Event: The Choiceless Choice: Macbeth into Kumonosu-jo
Date: 19 February 2025
Time: 12:15-14:00
Venue: MKS414, Level 4, MAKS Building
Programme:
12:15 The Choiceless Choice: Macbeth into Kumonosu-jo
Speaker:
Faculty of Media & Knowledge Sciences
Hosted by:
Department of Media & Communications
Faculty of Media & Knowledge Sciences
13:00 Q & A session/informal discussion
This Seminar is part of the MAKS Research Seminar Series.
Abstract:
This talk addresses the general critical misconception that Akira Kurosawa’s Kumonosu-jo, a 1957 transcultural film adaptation of William Shakespeare’s Macbeth retitled Throne of Blood, subverts the tragedy’s oxymoronic intermeshing of its metaphysical preoccupation with predestination and self-determination. Hence, for instance, Joan Mellen’s odd claim that this Japanese film version sacrifices the play’s ambivalent interplay of free will and fate because “[a]mbivalence does not suit the Buddhist-Noh vision of the world Kurosawa has chosen for Throne of Blood”. But Kurosawa, it should be stressed, creates an oxymoronic metaphysical vision parallel to Shakespeare’s by filtering his transmutation of Macbeth through mugen or phantasmal Noh, a subgenre of Noh theatre developed from what Kunio Komparu describes as the latter’s predilection for “[t]he fusion of opposing concepts”. As Keiko I. McDonald astutely observes, in fact, Kurosawa pivots Kumonosu-jo on mugen Noh’s “meeting of two ‘realities’ […] a blend of natural and supernatural planes of existence”. It is indeed this blending blurring any clear-cut distinctions between predestined and premeditated human action that constitutes the cinematic backbone of Kurosawa’s revisioning of Macbeth’s existential predicament, that of having been fated to fall freely. What G. Wilson Knight claims about Macbeth, that “’Nothing is but what is not’: that is the text of the play” is equally applicable to Kurosawa’s film version. But this statement can be viewed in truer perspective if we consider Washizu’s (Macbeth’s) and Miki’s (Banquo’s) forest encounter with the mugen Noh hag who replaces Shakespeare’s three Weird Sisters.
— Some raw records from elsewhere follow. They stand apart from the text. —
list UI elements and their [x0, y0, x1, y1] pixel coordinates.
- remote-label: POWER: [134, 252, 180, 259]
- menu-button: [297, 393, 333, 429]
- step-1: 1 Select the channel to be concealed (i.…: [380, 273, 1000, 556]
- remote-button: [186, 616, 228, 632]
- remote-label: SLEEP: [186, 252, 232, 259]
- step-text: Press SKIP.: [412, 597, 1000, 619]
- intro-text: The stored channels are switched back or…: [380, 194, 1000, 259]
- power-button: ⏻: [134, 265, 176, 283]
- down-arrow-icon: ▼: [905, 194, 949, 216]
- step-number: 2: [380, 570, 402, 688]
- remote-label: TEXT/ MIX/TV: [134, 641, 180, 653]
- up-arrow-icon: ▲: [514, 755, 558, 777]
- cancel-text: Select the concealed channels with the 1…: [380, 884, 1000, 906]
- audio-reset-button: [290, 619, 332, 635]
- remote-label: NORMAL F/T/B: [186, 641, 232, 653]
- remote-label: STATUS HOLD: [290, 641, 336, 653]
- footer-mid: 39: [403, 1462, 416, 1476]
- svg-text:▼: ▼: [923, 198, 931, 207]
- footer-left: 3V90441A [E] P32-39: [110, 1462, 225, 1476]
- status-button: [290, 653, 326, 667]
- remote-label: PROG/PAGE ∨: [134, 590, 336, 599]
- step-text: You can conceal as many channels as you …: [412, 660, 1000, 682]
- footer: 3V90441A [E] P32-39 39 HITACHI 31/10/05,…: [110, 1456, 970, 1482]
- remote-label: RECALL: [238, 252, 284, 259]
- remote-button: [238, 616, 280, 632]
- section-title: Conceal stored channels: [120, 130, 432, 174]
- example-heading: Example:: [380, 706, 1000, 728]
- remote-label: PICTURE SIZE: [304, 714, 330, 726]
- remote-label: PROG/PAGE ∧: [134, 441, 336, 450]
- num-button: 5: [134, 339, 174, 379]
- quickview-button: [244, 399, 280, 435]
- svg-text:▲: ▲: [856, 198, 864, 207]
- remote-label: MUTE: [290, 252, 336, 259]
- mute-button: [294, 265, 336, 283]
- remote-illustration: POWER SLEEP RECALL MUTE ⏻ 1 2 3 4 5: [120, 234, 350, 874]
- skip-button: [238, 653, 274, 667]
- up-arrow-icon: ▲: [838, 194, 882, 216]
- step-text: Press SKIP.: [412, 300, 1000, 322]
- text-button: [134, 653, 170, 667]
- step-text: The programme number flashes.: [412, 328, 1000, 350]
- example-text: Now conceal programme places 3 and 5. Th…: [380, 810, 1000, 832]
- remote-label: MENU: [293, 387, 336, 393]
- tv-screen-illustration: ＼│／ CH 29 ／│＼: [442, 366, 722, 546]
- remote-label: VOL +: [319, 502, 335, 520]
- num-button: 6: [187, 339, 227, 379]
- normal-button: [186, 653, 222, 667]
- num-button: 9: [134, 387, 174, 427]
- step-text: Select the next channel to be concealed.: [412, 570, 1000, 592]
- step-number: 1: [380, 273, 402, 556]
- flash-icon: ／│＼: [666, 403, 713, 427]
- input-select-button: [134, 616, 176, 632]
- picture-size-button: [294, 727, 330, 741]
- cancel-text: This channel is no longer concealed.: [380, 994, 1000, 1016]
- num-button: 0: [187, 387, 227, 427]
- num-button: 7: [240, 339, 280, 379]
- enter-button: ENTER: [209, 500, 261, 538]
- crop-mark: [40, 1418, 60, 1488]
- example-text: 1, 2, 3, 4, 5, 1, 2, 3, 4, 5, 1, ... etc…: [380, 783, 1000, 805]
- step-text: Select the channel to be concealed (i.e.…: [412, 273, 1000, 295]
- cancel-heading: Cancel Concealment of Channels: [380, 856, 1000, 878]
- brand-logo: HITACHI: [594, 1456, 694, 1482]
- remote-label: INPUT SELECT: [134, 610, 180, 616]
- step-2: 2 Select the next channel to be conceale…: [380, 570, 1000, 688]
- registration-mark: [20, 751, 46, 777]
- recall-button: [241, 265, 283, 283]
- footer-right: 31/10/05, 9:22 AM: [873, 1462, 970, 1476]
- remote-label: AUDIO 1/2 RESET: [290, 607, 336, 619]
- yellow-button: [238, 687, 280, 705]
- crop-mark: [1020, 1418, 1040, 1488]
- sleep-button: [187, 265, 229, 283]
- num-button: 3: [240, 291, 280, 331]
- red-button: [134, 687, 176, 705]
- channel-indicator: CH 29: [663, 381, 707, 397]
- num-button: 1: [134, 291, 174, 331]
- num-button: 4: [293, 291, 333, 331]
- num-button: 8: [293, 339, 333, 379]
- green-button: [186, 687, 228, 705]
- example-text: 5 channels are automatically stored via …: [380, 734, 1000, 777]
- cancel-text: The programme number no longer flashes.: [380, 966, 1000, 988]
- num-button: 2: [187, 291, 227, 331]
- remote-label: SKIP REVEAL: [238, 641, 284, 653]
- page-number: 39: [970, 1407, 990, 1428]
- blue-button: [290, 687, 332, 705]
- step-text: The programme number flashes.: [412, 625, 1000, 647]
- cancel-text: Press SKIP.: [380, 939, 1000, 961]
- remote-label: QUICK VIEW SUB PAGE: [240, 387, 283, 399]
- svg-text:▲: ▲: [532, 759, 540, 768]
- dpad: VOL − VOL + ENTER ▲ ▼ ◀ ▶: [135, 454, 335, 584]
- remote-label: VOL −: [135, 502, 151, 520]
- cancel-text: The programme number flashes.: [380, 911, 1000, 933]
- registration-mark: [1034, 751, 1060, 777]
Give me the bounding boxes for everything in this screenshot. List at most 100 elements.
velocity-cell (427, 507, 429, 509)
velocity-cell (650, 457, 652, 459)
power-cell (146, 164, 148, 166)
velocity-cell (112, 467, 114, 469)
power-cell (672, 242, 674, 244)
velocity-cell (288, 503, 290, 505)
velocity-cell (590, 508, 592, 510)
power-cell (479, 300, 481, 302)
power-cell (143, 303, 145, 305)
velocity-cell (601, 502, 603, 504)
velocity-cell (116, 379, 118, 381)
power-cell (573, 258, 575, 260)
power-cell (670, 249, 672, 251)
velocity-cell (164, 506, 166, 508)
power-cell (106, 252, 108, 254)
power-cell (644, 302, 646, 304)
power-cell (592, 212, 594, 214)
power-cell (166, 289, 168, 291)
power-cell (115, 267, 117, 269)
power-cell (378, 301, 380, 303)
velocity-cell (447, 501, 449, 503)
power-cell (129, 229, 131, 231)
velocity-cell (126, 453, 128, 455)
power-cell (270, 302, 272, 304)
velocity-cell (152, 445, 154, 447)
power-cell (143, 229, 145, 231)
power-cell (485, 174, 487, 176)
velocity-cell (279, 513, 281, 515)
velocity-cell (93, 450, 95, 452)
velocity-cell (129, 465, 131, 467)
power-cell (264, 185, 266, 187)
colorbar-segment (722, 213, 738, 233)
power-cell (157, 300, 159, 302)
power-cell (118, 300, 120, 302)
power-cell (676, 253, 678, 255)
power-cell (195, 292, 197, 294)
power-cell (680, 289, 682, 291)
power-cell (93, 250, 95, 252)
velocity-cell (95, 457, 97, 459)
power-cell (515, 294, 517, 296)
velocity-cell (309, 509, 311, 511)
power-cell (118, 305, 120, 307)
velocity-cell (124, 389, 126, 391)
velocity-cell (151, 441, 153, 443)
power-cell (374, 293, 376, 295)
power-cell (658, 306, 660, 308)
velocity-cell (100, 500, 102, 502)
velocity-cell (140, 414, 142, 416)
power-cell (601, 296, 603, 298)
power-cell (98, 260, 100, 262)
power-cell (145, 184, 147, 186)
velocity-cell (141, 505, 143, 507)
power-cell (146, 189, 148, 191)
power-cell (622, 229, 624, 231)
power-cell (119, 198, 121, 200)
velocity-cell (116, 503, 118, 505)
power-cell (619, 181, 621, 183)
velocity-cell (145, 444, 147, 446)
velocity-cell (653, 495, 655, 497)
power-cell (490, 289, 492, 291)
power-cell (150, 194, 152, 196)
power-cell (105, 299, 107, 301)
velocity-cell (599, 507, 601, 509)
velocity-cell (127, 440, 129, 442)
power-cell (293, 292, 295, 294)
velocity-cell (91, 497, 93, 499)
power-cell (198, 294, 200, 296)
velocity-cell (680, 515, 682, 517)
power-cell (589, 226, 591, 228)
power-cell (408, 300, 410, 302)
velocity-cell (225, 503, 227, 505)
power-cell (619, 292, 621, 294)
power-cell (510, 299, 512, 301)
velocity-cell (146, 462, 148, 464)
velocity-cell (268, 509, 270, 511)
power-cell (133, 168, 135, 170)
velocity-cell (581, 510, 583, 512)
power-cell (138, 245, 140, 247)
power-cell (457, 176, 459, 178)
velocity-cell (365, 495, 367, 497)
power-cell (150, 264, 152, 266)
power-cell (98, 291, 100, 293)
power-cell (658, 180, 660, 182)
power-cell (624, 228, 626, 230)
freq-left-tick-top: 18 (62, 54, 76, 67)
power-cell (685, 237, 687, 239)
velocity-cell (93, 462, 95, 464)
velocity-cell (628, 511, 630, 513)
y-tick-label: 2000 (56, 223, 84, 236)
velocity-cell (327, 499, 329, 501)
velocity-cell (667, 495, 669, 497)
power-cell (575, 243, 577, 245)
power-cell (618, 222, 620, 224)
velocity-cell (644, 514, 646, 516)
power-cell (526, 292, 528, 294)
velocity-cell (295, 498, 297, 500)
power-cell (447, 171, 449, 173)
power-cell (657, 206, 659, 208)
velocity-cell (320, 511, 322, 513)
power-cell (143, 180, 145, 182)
An excerpt from the film in discussion will be shown before the talk.
Speaker's Profile:
Prof. Saviour Catania obtained his Ph.D. in English Literature from the University of Malta with a thesis entitled A Thematic-Semiotic Comparison of Five Wuthering Heights Film Adaptations. His main areas of research are Film Appropriations and Film Theory with a special focus on foreign film versions of English literary works.
His most recent publications include Truth Beauty as Waking Dream: Hitchcock's Vertigo and the Mystic Oxymoron of Keats' Poetry (Literature/Film Quarterly 40.1, 2016); Ferrying Nothingness: The Charon Motif in Murnau's Nosferatu and Dreyer's Vampyr (Melita Classica 3, 2016); The Undying Light: Yoshida, Bataille and the Ambivalent Spectrality of Brontë's Wuthering Heights published in The Brontë Sisters in Other Wor(l)ds (Palgrave Macmillan, 2014); Signifying Nothing: Bresson's Lancelot du Lac and the Arthurian Paradoxism of Tennyson's Idylls (Merope: 23. 59/60, 2014). He has also published articles in Brontë Studies, Entertext, Literature/Film Quarterly, Merope and Studia Filmoznawcze and contributed book chapters to the anthologies Adapting Poe (Palgrave Macmillan, 2012), Shared Waters (co-authored/Rodopi, 2009) and World-Wide Shakespeares (Routledge, 2005). He is currently working on transcultural appropriations of Wuthering Heights on film, including El Sheikh's Al Gharib, Kardar's Dil Diya Dard Liya, Fazil's Dehleez, and Siguion-Reyna's Hihintayin Kita Sa Langit.
He was the lecturer to introduce Film Studies at the University of Malta. The film units he introduced include not only Development of Film Language and Classical and Contemporary Film Theory (within the Faculty of Media and Knowledge Sciences) but also Medieval Literature into Film, Shakespearean Film, and Modern and Post-Modern Novel into Film (within the Department of English, Faculty of Arts). He is also a principal lecturer within the Interdepartmental Masters Programme in Literary Tradition and Popular Culture and the highly innovative Masters Programme in Film Studies developed by Prof. Gloria Lauri Lucente. Within these programmes he lectures together with Prof. Lauri Lucente on Film Technology and the Literary Canon and Film Adaptation, the Literary Tradition and Other Arts.